It is estimated that a $10 per barrel increase in the price of oil reduces growth by 0. 2-0. 3 percentage points, increases WPI inflation by about 1. 7 percentage points and worsens the CAD (current account deficit) by $9-10 billion. According to an estimate of the RBI, a 10% change in crude oil prices impacts retail inflation by 30bps. High global crude oil prices beyond $90 a barrel could lead to a revenue loss of Rs 95,000 crore to Rs 1 lakh crore in FY23, a report by the economic research wing of the country’s largest lender SBI has shown. Fitch Ratings on Tuesday revised their inflation forecasts for India upwards and said it sees inflation strengthening further, peaking above 7% in the third quarter of 2022, before gradually easing. The agency expects inflation to remain elevated throughout the forecast horizon, at 6. 1% annual average in 2021 and 5% in 2022.
Economists said the Centre may have to reduce excise duty further if Brent crude stays above the $90-per-barrel mark to cushion the impact on consumers and overall price pressures.

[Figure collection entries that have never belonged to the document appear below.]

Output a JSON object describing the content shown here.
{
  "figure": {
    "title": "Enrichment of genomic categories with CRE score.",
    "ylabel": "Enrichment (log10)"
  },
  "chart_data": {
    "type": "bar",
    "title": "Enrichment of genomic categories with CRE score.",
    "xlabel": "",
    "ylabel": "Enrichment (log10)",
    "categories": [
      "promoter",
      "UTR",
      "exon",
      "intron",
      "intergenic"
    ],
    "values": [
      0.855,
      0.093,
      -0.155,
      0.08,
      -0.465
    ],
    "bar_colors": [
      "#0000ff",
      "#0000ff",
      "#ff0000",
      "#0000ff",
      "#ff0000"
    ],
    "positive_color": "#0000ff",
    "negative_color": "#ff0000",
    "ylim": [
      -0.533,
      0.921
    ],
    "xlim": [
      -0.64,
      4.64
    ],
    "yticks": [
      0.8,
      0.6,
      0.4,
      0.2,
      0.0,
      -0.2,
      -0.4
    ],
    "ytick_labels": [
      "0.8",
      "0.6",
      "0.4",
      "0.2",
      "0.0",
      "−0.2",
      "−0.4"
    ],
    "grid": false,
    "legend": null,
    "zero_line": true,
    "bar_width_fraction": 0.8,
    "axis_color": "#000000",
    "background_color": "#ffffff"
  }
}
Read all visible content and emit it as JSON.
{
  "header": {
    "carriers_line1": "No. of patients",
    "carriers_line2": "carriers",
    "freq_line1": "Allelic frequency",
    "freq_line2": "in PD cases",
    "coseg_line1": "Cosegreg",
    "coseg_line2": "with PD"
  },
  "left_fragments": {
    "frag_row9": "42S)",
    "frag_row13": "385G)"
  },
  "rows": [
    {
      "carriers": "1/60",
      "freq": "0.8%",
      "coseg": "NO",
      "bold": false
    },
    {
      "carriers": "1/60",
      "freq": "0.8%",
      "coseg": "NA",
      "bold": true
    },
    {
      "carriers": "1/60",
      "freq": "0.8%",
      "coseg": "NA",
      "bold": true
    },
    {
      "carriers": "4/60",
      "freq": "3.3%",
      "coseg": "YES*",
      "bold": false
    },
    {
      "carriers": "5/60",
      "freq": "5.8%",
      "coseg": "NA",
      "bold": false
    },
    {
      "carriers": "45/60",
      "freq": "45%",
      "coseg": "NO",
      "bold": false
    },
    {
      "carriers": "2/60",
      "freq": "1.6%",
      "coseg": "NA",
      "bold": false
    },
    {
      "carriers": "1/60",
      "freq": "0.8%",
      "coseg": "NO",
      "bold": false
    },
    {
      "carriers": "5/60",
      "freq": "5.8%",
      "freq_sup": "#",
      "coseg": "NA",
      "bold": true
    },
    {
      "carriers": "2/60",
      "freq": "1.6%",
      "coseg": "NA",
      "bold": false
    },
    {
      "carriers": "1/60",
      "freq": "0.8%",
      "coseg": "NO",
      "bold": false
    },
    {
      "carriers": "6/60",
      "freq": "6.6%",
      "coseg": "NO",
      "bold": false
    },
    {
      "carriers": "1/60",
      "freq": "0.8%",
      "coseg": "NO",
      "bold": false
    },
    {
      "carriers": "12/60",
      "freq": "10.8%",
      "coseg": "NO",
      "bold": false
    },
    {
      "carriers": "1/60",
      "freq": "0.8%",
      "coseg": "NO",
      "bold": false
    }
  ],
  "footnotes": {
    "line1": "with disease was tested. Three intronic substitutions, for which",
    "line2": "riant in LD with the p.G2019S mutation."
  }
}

“While lower excise duty relative to last year will help moderate the impact of rising international crude oil prices, it will not be sufficient to lower fuel inflation if Brent prices stay above $90-per-barrel throughout the next fiscal year. In that case, the government may need to cut excise duties further to alleviate the burden on consumers,” said Dipti Deshpande, principal economist at ratings agency Crisil.